Big fat DNF. I hated this. I got very frustrated with it very quickly.
The techno-utopians have had their day in the sun, and this book was a relic of those times. However, now I kind of feel like they need to fuck off, and I think for the most part they have.
But the annoyance with this book is actually a little deeper. I like reading books about tech, because as a fan of science-fiction I found these things of this nature tickle my imagination in a big way, and in fact Marc Goodman’s Future Crimes kicked my imagination into writing a handful of short stories (that alas didn’t go anywhere, but oh well).
Age of Em just didn’t have that, because it is very poorly researched.
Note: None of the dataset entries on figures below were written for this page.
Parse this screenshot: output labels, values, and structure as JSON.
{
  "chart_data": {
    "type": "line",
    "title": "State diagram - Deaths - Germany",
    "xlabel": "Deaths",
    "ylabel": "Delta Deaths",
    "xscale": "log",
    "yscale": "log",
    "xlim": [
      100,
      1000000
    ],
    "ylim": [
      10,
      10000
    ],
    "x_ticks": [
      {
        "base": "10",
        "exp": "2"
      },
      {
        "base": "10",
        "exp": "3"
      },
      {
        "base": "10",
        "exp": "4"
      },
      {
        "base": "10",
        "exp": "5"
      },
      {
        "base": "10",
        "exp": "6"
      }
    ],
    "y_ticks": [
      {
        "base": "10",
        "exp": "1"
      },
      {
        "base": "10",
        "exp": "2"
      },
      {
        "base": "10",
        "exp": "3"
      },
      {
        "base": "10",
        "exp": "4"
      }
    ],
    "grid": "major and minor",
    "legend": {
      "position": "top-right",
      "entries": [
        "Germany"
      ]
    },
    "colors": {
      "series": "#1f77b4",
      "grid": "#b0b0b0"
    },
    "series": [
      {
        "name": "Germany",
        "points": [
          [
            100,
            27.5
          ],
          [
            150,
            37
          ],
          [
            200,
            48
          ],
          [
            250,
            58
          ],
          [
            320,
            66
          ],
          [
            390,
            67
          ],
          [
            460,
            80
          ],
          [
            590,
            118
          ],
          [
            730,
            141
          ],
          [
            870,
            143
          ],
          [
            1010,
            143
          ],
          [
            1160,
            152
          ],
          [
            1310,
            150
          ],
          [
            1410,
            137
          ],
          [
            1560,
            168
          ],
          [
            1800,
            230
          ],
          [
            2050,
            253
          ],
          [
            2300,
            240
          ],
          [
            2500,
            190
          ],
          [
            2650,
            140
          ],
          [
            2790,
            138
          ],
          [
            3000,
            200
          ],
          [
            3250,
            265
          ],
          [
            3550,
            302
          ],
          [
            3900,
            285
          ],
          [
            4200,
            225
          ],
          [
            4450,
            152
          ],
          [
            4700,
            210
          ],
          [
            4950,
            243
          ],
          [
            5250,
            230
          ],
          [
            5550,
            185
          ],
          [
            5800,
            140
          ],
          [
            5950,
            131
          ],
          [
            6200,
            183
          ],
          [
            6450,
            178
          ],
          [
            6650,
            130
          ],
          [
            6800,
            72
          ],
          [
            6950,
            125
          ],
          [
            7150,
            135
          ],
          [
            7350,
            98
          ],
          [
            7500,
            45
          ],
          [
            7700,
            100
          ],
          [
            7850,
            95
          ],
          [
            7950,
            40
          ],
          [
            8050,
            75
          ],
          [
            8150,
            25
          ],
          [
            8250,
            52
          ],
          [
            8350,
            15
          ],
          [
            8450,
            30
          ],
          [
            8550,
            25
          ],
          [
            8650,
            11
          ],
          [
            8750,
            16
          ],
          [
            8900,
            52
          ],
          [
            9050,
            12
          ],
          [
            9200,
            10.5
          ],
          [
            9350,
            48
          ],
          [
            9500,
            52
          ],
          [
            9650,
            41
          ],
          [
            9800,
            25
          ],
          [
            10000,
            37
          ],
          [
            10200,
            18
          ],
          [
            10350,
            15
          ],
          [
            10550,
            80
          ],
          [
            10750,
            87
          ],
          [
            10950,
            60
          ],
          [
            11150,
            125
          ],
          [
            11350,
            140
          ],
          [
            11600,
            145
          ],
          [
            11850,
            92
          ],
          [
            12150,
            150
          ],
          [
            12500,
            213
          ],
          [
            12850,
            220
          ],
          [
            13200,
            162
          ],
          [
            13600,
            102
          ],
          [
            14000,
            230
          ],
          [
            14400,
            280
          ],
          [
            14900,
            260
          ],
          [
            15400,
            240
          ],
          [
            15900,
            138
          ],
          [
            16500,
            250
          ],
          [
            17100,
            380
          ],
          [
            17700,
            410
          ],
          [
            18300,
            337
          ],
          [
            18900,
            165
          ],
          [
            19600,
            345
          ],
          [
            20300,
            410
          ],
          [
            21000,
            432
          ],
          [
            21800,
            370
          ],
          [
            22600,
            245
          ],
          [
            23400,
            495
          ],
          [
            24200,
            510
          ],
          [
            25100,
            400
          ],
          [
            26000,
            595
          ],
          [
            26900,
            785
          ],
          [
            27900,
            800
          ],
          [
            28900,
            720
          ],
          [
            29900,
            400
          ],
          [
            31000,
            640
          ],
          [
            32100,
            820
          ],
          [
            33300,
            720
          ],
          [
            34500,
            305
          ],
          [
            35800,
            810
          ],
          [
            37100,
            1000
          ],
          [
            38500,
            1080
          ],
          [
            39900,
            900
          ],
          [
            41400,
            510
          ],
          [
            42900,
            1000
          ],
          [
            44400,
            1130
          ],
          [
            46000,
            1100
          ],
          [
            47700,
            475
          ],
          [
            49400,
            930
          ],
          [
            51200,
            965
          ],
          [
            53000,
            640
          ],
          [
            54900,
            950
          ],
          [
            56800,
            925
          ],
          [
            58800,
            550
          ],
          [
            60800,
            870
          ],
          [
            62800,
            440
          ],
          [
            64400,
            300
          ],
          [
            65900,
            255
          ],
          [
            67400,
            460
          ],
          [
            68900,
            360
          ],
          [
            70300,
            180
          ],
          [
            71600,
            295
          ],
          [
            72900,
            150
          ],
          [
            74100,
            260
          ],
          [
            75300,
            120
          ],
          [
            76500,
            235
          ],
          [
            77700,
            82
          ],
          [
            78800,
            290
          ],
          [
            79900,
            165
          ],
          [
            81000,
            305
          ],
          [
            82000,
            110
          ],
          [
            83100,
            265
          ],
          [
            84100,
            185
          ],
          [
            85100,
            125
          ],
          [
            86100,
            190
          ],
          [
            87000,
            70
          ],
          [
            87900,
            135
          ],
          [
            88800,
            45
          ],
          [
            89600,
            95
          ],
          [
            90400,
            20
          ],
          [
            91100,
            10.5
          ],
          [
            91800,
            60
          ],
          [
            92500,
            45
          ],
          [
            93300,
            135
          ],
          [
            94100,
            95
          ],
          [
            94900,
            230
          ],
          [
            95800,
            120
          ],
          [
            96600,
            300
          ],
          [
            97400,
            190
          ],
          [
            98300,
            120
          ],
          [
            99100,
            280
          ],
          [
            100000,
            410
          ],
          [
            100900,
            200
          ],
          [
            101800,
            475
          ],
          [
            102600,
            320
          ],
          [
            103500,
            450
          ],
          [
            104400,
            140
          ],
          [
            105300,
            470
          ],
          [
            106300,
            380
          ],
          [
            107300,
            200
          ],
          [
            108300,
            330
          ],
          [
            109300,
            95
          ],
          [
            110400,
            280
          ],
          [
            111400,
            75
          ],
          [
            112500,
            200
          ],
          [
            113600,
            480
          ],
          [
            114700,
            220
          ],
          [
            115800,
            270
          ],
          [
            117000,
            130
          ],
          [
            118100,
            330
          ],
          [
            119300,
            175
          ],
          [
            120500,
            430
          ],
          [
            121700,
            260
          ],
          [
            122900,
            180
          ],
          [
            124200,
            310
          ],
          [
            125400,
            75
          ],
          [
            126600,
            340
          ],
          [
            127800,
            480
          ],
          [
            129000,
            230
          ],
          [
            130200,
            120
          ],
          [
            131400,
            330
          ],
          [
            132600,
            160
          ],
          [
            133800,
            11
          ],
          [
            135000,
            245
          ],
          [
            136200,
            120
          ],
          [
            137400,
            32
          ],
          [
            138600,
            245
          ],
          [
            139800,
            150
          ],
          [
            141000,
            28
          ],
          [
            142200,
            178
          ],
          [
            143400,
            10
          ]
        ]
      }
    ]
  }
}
Robin Hanson is a university professor of Economics, and I would hazard a bit he understand economics very well. I don’t want to take away anything from a person I know nothing about. But the big fault I tend to find with all economists is that they seem to think it is the science to end all sciences, and that when applying their knowledge to other fields their relevance will immediately come through. So what has this very likely very intelligent man decide to write about? What the world will look like when we emulate the human brain digitally and Robots are running the show.
His expertise in Economics did not really help.
Weirdly enough, this book reminded me most of the work of Olaf Stapeldon, whose books I as well didn’t like. But Stapeldon wrote and was published as fiction, more specifically science-fiction, and that is how the book was treated. I don’t think anyone took this seriously. But Hanson published this as non-fiction, and it is laughably, laughably dumb. In much of the work of his that I have read, Stapeldom picks up a random thread of potential future history, and we get some interesting tidbits about what a future civilization could look like. Stapledon operate far off enough in the future that the ‘predictions’ could be interesting. We won’t get there, but maybe some other civilization will. Hanson’s prediction, meaning to be closer to home, just plain fucking fail. And they fail mostly because of some of the most puzzling presuppositions I have ever bothered to read.
This is our generations treatise on how many angels can dance on the head of a pin.